Irgendwo an diesem Runden Tisches saßen auch wir: Mein Reporter-Kollege Julian Oberth und ich, gemeinsam mit den Bürgerrechtlern Stephan Hilsberg, heute Bundestagsabgeordneter der SPD, und Michael Cramer, heute Abgeordneter der Grünen im Europäischen Parlament. Und natürliche die Schülerinnen und Schüler des Albrecht-Dürer-Gymnasiums aus Neukölln. Bereits während der Vorstellungsrunde wurde der Diskussionsbedarf erkennbar: Warum ist die Mauer gebaut worden? Wieso ist es so gekommen, wie es gekommen ist und vor allem wieso handelten die DDR-Bürger so - wenn überhaupt? Fragen über Fragen, die im Anschluss an die Vorstellungsrunde geklärt werden sollten.

Die stillen Helden

Stephan Hilsberg, der erst ab 1988/89 in der Opposition mitwirkte, sagte, dass ihn "dieses Land so fürchterlich aufgeregt" hat. Er konnte nicht verstehen, warum Menschen die DDR als Kontrollstaat einfach so hinnahmen.

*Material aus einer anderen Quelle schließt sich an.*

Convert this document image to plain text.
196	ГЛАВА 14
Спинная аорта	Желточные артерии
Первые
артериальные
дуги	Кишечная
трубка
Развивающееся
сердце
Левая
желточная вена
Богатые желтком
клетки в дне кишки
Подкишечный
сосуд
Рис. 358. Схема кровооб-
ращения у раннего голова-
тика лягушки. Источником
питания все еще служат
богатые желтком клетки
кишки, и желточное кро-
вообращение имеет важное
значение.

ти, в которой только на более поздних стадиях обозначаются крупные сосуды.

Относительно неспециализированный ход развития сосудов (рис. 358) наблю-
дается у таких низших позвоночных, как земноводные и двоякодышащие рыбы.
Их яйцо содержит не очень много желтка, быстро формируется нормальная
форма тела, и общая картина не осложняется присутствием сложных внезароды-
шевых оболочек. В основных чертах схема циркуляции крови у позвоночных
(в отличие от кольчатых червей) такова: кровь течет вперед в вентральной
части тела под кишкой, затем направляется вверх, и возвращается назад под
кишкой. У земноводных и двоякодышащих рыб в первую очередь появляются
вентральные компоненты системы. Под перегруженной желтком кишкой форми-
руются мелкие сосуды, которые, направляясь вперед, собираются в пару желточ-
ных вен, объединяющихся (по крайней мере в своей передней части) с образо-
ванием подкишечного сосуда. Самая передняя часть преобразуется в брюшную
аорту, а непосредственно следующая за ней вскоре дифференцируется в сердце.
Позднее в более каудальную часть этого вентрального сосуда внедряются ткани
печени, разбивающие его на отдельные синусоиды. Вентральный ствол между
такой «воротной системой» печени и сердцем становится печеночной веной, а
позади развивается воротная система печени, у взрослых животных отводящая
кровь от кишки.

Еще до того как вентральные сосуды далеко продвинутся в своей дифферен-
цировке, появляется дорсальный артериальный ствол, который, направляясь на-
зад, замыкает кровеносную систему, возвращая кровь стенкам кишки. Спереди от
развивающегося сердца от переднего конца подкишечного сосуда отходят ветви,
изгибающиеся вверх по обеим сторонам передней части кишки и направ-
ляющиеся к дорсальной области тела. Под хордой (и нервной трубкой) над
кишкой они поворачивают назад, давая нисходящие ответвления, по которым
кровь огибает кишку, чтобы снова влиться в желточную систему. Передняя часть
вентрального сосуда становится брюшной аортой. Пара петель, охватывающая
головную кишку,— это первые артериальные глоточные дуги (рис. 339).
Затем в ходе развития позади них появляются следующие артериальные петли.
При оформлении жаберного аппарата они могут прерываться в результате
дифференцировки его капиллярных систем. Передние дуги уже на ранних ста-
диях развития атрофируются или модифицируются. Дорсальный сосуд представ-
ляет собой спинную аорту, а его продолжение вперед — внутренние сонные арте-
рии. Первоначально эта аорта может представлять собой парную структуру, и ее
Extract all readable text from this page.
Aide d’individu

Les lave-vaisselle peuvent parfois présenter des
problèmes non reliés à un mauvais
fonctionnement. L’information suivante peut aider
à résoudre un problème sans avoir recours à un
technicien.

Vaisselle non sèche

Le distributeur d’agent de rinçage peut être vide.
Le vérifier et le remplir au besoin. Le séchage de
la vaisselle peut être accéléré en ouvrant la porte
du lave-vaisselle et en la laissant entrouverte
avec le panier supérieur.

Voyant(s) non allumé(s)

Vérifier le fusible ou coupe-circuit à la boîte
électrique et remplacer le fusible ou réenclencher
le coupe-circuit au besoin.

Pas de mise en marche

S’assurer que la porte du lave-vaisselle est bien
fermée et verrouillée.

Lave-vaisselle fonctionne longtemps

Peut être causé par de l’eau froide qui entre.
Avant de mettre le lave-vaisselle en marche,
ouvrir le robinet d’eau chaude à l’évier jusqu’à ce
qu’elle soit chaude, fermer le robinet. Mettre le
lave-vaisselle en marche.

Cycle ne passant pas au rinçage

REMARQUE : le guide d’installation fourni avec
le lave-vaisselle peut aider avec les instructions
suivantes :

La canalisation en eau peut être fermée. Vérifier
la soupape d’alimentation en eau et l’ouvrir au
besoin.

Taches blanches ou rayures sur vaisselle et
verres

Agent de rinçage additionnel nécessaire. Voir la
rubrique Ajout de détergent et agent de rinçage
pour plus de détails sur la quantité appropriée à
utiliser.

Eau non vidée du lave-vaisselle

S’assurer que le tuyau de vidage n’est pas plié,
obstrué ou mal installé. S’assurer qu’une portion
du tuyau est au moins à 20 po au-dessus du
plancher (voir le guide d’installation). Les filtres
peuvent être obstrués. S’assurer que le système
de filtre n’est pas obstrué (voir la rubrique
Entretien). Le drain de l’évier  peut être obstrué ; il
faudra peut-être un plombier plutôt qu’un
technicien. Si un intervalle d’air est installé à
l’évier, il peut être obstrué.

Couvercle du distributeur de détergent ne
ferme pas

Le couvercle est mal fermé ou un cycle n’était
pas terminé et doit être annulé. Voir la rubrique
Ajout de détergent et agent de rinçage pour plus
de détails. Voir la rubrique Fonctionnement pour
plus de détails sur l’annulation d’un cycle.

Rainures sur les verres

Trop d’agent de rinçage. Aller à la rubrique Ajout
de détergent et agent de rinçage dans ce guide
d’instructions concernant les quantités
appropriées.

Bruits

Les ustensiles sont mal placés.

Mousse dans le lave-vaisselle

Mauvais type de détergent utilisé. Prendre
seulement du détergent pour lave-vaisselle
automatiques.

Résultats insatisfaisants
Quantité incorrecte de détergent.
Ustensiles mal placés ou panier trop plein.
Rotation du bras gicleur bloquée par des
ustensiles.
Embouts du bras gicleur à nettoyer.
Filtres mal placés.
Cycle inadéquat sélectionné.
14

Bevor Hilsberg seine Ausführungen weiter erläutern konnte, wird er gefragt: "Haben Sie sich als Held verstanden?" Stephan Hilsberg verneint. Vielmehr sah er eine "Generation von Leuten, die verzweifelt waren". Das war der Grund, warum Menschen massenhaft auf die Straße gegangen sind, obwohl sie wussten, dass sie auf Waffen stoßen würden. "Das waren Helden", seiner Meinung nach. "Aber wenn Sie mich als Helden bezeichnen wollen - ich habe nichts dagegen", fügt er lachend hinzu.

Terror und Angst

Hilsberg glaubt, dass Menschen irgendwann nicht mehr nachfragen. Eine Schülerin möchte wissen, warum er das so sieht. "Das ist die Angst", antwortet Hilsberg. Michael Cramer fügt hinzu, dass man in der DDR nicht von "Angst" gesprochen habe. Das war vielmehr ein Mittel, das bewusst genutzt wurde: "Der Staat hat Terror benutzt."

Stephan Hilsberg ergänzt, dass er die Jugendlichen damals bewundert habe, die den Mut hatten, über die Mauer zu springen und die DDR zu verlassen. "Andererseits haben sie oft mit ihrem Leben dafür bezahlt." Die Herausforderung sei es gewesen, sich innerhalb dieses Systems zu wehren und es zu überwinden: "lebend zu überwinden", betont er. Damals stand man vor der Frage, wie man genau das machen soll. Diese Diskussion war entscheidend für den Verlauf der Friedlichen Revolution.

Wiedervereinigung oder Reformen?

Wieder ertönt eine unbekannte Stimme. Die Jugendlichen zu identifizieren ist schwer, denn sie tragen keine Namensschildchen. Außerdem stellen längst nicht mehr nur Schülerinnen und Schüler des Albrecht-Dürer-Gymnasiums Fragen, nein, auch Jugendliche anderer Schulen haben sich an unserem Tisch versammelt. Viele wollen wissen, ob die Aktivisten der Opposition eine Wiedervereinigung oder Reformen innerhalb der DDR angestrebt haben.

Michael Cramer, der übrigens von 1977 bis 1995 am Albrecht-Dürer-Gymnasium unterrichtet hat und nun mit einer neuen Generation dieser Schule an einem Tisch sitzt, beantwortet diese Frage: "Wir wollten die DDR damals demokratisieren. Und wir wollten, dass die Deutschen selber entscheiden, wohin es geht. Die deutsche Einheit haben wir damals so gut wie gar nicht thematisiert."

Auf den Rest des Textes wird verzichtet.